Sunday, November 05, 2006

De l'amour et l'absurde (pas terminé)

Pourquoi ce besoin d’amour? Pourquoi sommes-nous, suis-je, perpétuellement désireux d’être aimé, et de pouvoir aimer? L’amour et l’intimité sont-ils la même chose? L’intimité suffirait-elle à l’esprit humain, serait-il content d’une intimité tranquille sans affection? En d’autre mots, s’agit-il d’un simple besoin de connection, ou bien est-il de l’essence de la chose que de vouloir être voulu? À supposer évidemment que d’aimer signifie ‘vouloir’... Or, qu’est-ce que vouloir, et que signifie d’être voulu?

Quand je désire une chose, c’est parce que sa possession me procure un sentiment de plaisir.

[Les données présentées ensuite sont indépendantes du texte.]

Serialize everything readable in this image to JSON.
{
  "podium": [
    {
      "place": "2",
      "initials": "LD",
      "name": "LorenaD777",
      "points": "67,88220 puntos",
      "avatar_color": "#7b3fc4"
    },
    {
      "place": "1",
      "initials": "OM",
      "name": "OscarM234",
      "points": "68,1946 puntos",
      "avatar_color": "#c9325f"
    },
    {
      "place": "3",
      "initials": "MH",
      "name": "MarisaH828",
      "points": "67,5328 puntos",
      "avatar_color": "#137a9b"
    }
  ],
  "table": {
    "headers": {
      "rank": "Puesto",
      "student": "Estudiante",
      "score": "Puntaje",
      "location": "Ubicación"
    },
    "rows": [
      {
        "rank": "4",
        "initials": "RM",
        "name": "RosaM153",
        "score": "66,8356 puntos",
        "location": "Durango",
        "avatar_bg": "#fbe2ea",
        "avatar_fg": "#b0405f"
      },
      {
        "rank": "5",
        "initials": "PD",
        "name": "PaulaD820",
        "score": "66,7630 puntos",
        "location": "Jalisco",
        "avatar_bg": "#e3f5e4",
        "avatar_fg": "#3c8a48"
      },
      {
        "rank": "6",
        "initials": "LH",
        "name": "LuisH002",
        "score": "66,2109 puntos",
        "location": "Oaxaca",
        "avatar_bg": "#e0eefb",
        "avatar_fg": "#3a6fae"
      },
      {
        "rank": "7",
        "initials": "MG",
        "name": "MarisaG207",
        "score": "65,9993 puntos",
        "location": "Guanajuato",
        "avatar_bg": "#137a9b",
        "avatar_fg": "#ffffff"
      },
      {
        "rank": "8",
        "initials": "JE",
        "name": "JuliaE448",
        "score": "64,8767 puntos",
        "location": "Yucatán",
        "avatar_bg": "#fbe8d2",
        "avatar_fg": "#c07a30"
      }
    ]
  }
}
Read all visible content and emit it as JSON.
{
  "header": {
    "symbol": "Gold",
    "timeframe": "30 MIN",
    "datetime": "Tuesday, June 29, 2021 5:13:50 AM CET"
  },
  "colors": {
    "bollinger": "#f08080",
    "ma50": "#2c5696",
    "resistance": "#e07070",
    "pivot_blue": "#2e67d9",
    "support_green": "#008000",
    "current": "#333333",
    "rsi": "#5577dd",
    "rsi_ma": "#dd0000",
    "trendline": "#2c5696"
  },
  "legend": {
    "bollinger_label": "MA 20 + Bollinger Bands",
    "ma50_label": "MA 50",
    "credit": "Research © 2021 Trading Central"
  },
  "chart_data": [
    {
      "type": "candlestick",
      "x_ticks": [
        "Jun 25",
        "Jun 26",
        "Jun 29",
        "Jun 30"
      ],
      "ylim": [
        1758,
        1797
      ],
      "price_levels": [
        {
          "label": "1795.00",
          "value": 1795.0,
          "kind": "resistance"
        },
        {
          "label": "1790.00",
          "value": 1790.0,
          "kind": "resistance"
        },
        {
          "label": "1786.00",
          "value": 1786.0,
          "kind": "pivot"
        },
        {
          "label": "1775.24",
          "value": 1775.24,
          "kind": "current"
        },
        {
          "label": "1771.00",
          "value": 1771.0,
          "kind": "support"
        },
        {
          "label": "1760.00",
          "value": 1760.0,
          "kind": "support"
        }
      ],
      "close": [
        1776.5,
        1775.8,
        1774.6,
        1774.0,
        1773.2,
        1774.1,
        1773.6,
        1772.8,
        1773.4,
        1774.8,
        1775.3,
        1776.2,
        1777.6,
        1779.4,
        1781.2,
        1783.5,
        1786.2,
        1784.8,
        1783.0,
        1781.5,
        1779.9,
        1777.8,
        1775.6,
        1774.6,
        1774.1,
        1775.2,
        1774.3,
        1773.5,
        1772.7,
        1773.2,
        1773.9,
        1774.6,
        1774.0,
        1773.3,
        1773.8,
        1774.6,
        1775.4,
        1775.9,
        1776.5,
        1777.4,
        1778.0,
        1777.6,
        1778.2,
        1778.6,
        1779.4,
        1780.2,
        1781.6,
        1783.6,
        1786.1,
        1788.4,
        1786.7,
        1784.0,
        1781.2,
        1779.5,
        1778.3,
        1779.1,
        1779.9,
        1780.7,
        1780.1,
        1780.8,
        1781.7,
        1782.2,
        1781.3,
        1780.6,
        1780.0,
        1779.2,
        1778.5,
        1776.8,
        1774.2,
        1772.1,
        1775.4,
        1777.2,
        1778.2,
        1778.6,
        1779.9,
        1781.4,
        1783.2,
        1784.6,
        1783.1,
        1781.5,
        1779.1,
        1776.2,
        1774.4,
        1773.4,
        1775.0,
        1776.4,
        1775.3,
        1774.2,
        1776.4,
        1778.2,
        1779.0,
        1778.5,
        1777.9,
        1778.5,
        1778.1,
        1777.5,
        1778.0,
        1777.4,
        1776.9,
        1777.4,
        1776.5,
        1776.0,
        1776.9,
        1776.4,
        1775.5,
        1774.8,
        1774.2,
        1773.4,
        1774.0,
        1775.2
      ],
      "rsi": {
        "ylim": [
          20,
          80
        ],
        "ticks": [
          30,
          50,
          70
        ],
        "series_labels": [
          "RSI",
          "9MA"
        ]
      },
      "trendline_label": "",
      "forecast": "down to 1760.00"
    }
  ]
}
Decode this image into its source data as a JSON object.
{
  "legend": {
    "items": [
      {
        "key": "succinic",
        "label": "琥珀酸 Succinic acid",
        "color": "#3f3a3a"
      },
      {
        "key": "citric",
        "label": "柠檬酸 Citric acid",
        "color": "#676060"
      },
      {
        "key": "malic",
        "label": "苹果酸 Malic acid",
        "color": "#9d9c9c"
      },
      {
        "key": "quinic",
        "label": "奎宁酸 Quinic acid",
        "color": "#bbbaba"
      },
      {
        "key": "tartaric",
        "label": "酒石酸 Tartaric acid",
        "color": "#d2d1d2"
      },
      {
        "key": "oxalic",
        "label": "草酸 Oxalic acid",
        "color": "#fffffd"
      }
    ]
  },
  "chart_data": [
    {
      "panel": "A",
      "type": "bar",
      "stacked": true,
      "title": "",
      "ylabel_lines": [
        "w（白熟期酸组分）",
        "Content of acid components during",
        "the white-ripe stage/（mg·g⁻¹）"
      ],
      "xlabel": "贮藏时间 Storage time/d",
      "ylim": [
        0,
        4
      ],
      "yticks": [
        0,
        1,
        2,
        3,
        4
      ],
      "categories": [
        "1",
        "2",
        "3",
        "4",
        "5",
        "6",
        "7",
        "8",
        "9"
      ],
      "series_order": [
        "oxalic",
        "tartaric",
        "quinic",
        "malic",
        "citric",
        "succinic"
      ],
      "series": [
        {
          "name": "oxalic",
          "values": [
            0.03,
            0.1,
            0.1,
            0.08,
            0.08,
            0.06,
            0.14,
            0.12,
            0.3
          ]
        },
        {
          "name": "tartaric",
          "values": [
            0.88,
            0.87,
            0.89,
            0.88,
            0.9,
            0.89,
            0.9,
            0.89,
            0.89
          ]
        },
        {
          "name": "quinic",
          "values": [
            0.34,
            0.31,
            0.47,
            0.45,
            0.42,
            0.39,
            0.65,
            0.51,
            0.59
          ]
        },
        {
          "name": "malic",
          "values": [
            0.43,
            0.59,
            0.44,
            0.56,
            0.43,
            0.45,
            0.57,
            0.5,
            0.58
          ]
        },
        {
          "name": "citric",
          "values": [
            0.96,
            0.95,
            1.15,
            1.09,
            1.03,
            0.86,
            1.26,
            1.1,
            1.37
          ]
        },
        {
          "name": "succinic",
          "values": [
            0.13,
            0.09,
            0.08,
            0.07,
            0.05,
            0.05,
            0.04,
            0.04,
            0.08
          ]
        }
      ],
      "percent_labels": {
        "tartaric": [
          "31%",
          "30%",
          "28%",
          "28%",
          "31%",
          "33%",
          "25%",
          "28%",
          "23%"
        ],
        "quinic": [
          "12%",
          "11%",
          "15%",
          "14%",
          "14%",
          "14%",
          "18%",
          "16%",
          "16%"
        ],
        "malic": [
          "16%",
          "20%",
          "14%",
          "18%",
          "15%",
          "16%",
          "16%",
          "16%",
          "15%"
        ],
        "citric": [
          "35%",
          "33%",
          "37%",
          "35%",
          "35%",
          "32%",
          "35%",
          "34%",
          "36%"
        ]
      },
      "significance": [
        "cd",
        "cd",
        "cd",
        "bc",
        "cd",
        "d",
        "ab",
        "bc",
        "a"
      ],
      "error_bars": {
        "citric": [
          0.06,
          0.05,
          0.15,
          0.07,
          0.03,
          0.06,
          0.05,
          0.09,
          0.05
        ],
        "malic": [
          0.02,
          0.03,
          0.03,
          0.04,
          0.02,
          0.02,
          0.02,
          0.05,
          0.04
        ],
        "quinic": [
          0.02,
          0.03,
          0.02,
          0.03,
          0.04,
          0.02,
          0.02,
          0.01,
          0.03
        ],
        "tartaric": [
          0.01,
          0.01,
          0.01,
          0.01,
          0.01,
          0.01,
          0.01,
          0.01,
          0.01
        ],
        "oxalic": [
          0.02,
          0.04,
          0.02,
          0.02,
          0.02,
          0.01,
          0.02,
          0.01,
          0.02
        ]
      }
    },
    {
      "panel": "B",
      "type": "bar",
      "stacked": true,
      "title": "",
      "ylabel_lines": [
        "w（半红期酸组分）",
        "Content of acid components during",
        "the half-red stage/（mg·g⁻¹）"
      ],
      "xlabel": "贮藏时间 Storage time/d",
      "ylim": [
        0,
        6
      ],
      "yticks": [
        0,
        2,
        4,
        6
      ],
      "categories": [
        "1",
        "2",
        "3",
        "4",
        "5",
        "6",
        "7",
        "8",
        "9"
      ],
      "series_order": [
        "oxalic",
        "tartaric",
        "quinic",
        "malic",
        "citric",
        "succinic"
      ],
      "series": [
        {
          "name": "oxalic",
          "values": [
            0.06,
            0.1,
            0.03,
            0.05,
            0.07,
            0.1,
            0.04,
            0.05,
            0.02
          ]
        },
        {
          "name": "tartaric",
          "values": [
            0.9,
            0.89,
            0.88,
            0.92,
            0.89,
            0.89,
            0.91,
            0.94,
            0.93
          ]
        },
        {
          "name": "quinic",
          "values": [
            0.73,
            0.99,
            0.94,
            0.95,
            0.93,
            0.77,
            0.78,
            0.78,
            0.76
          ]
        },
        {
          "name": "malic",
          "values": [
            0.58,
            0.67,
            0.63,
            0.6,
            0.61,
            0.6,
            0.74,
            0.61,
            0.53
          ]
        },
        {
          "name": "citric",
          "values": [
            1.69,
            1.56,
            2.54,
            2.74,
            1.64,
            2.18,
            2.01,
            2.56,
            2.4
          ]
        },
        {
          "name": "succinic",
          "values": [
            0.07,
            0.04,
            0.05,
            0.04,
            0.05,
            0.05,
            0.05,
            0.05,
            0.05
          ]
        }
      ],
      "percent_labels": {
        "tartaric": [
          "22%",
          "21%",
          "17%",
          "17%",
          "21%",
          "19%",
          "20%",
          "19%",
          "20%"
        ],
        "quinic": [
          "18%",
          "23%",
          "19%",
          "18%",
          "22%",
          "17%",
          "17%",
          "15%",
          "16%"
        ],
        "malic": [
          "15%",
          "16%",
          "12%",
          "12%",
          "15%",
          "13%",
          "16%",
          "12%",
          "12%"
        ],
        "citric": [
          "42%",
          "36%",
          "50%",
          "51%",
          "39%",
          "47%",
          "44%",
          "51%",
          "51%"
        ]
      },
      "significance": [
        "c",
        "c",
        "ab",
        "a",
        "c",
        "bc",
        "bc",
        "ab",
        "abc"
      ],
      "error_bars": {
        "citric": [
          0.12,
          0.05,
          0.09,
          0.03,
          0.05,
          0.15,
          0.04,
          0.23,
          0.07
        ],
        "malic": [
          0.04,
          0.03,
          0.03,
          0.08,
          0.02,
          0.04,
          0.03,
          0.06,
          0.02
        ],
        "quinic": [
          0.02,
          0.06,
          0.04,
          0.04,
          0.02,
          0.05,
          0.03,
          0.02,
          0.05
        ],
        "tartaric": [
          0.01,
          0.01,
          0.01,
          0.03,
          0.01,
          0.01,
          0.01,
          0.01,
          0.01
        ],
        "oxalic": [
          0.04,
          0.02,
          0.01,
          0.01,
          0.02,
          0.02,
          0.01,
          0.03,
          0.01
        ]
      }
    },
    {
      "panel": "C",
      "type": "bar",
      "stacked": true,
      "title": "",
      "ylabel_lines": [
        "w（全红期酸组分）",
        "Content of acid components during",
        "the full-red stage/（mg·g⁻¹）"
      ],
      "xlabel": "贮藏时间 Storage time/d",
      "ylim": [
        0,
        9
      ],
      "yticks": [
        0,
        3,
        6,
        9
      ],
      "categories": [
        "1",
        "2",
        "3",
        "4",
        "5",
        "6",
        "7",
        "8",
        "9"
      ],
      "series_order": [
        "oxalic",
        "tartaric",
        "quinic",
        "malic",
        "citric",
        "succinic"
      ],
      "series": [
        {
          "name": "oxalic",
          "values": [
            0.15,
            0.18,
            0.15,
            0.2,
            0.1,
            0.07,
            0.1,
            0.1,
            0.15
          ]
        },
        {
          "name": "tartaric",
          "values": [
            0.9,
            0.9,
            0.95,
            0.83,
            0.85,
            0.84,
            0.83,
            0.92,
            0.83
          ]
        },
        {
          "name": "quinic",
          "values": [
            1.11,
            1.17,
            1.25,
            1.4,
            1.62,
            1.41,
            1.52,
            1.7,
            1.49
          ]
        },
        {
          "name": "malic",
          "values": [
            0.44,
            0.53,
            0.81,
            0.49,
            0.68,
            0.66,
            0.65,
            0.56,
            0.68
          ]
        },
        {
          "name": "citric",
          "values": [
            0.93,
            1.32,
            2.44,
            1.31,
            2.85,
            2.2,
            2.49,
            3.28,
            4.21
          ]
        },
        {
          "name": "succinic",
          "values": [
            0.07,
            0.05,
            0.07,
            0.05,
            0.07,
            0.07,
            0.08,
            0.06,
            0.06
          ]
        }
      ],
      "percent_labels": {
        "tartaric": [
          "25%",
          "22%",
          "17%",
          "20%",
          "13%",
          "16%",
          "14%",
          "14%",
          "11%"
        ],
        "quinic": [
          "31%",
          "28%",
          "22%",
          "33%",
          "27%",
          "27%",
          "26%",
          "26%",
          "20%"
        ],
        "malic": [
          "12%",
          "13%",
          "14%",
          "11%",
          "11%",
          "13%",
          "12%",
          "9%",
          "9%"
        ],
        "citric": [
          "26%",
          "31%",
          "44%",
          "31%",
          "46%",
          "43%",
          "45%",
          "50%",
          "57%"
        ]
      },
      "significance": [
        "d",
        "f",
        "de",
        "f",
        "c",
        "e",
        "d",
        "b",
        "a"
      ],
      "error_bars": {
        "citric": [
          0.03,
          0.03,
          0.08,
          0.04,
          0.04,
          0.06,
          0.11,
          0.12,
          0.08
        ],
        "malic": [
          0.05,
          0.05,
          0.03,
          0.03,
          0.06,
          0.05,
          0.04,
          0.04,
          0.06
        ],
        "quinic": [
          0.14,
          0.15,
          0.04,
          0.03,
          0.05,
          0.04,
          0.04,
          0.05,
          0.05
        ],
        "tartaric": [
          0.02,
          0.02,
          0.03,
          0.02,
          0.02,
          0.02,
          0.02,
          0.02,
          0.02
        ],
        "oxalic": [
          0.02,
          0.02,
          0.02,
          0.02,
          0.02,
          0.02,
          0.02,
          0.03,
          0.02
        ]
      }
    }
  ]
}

Et le plaisir ayant multiples formes, ainsi en est-il de ses causes. Je puis désirer des objets distincts pour des raisons distinctes, tout comme des objets distincts peuvent m’être désirables pour la même raison. À l’inverse, un objet peut à lui seul receler diverses sources de plaisir. Ainsi, mon ordinateur me plaît parce qu’il est beau, parce qu’il me procure un sentiment de supériorité par rapport à mes prochains moins bien équipés, parce qu’il me permet de faire plusieurs choses qui elles aussi me procurent du plaisir.
Quand je suis en manque de mon ordinateur je le désir parce que ces divers plaisirs ne me sont pas disponibles. Pourrait-on alors dire que le désir est l’absence d’un plaisir déjà connu, ou du moins deviné?

Cela signifierait que le désir d’un autre être humain, sur le plan affectif, serait un état de manque, réel ou perçu, vis à vis un plaisir que cet être pourrait ou que l’on croit qu’il puisse nous procurer. D’ailleurs, il faudrait ouvrir une parenthèse sur la question de savoir s’il est possible de vouloir aimer un autre ou d’être aimer si cela nous est inconnu; peut-être que les autres formes d’amour nous permettent de deviner l’existence de l’amour romantique? Mais bon... Poursuivons.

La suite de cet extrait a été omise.